To force clients to the next IP, the only viable solution is ensuring that the server rejects new connections and closes existing ones

If this is not viable for you, Darrel Miller suggested some more options here: https://github.com/dotnet/corefx/issues/11224#issuecomment-270498159.

If you connect to a machine and the TCP/HTTP connection continues to work, why should you at some point assume the server is no longer appropriate. I think there is room for improvement on the Azure side. For example, when machines are unhealthy or swapping environments, existing connections can be closed.

@kudoz83 No worries, we all have days like that 😃

From what I understand ConnectionLeaseTimeout is literally a timer that periodically closes an idle connection from the client side. It is implemented in ServicePointManager, which doesn’t exist in core. This is different than the “idle connection” timeout which only closes a connection once it has not be used for a certain period of time.

There is likely a Win32 call that would allow flushing the DNS client cache. That would ensure new connections do a DNS lookup. I took a quick look for it but didn’t find it, but I’m sure it is there somewhere.

In .net core on Windows, the management of HTTP connections is actually left to the OS. The closest you get is the call to the Win32 API WinHttpOpen https://github.com/dotnet/corefx/blob/master/src/System.Net.Http.WinHttpHandler/src/System/Net/Http/WinHttpHandler.cs#L718 There are no public APIs that I can find to do anything with the _sessionHandle. To get the kind of behavior change you are looking for would require the OS folks to make changes.

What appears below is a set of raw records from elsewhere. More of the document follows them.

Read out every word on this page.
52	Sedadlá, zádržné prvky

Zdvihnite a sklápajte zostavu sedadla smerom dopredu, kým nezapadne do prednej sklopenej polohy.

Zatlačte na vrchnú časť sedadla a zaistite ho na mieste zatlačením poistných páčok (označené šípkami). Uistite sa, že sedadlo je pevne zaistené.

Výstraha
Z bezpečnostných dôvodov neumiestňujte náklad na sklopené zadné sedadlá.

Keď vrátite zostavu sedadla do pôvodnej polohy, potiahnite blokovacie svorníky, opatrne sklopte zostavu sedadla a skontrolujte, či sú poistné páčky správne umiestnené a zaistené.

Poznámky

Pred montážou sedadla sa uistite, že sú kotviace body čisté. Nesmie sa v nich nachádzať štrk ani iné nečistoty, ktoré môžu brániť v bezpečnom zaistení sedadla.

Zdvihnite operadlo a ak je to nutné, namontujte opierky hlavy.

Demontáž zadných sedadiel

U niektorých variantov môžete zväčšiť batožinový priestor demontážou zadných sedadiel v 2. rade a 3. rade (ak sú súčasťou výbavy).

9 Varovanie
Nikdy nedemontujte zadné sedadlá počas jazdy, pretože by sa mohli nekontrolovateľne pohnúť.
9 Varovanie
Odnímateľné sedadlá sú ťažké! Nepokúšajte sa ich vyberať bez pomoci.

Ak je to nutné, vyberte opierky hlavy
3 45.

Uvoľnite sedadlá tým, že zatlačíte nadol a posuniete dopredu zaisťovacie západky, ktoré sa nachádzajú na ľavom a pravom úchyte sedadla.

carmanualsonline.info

At least that’s how I understand it.

Wouldn’t it be easier to get Azure Traffic Manager just to set a very low TTL on the DNS entries? If you aren’t concerned about long lived connections, then a low TTL should minimize the chance of new connections being setup against a dead server.

The upside of the way WinHttpHandler is built is that we get things like HTTP/2 for free with the OS update. The downside is we don’t get a whole lot of control in managed code.